Wie viele Personen das betrifft, lässt sich unmöglich sagen, die Kosten sind nämlich überall unterschiedlich. Ein Platz im Frauenhaus kostet zwischen 10 und bis zu 80 Euro pro Tag. Fast 60 Prozent der Befragten waren länger als einen Monat im Frauenhaus, mehr als 15 Prozent bleiben länger als ein Jahr. Jede vierte habe diesen Aufenthalt selbst bezahlt, heißt es in der Statistik des Familienministeriums. Wer ein oder mehrere Kinder hat, was 72 Prozent der Befragten betraf, muss auch deren Plätze bezahlen. Nur 23 Prozent der Befragten haben ihr Kind jedoch mit ins Frauenhaus genommen, auch hier bleibt die Frage offen, ob das teils aus Geldnot geschah.

Kommunen, die die Frauenhäuser finanzieren und organisieren, sind allerdings selbst chronisch unterfinanziert.

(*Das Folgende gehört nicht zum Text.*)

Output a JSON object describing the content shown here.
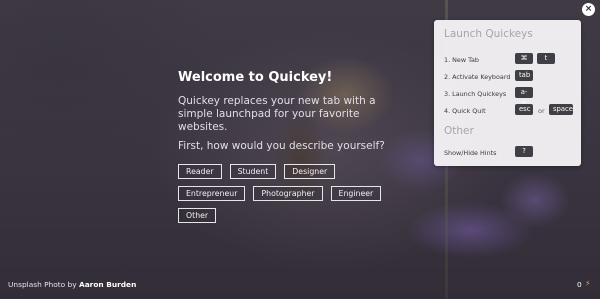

Geld für nicht-profitorientierte Anliegen, wie Frauenhäuser, zu finden gestaltet sich schwierig. Es ist nicht möglich, sich das günstigste Haus auszusuchen: Ein Haus direkt neben der Wohnung, in der der gewalttätige Partner wohnt, ist kein sicherer Rückzugsort, zusätzlich muss der Wohnort der (erweiterten) Familie und die konkrete Lebenslage der Betroffenen in Betracht gezogen werden.

Damit Studierenden aller Geschlechtsidentitäten der Aufenthalt in einer Schutzunterkunft finanziert werden kann, hat die Linke Liste / SDS gemeinsam mit dem Referat gegen Faschismus, Antisemitismus, Rassismus und Diskriminierung im Studierendenparlament der Heinrich-Heine-Universität einen Vorschlag zur Änderung einer Ordnung der Studierendenschaft eingebracht.
Die Änderung sieht vor, dass das Betroffensein von häuslicher Gewalt, als hinreichendes Kriterium dafür gilt, finanzielle Unterstützung zu erhalten. Das Einkommensverhältnis der restlichen Haushalts darf dabei nicht berücksichtigt werden. Außerdem unterstützt der AStA die Betroffenen dabei Beratungsangebote in Anspruch zu nehmen, damit sie die bestmögliche psychosoziale und ökonomische Unterstützung erhalten.

Der Antrag wurde nach einer kurzen Darlegung und Dringlichkeitsbegründung angenommen. In den kommenden Wochen soll der Kontakt zu externen Beratungsstellen aufgenommen werden, damit hilfesuchenden Studierenden, die sich nicht direkt an den AStA wenden, diese neue Möglichkeit aufgezeigt werden kann. Die Resonanz innerhalb des Studierendenparlaments war durchweg positiv und die politische Initiative wurde bestärkt.

Das übergeordnete Problem ist damit natürlich nicht gelöst, die Hilfe- und Präventionsstellen müssen weiter ausgebaut werden. Dazu gehört auch, Berufe des sozialen Sektors gerecht zu bezahlen und den Beschäftigten die benötigte Unterstützung zu gewährleisten. Die Studierendenschaft biegt somit gerade, was die Politik versäumt – sie ist es, die das Armutszeugnis bekommt.

Lana Kalemba und Maxi Kisters studieren beide an der HHU in Düsseldorf und sind dort in der Ortsgruppe des SDS aktiv.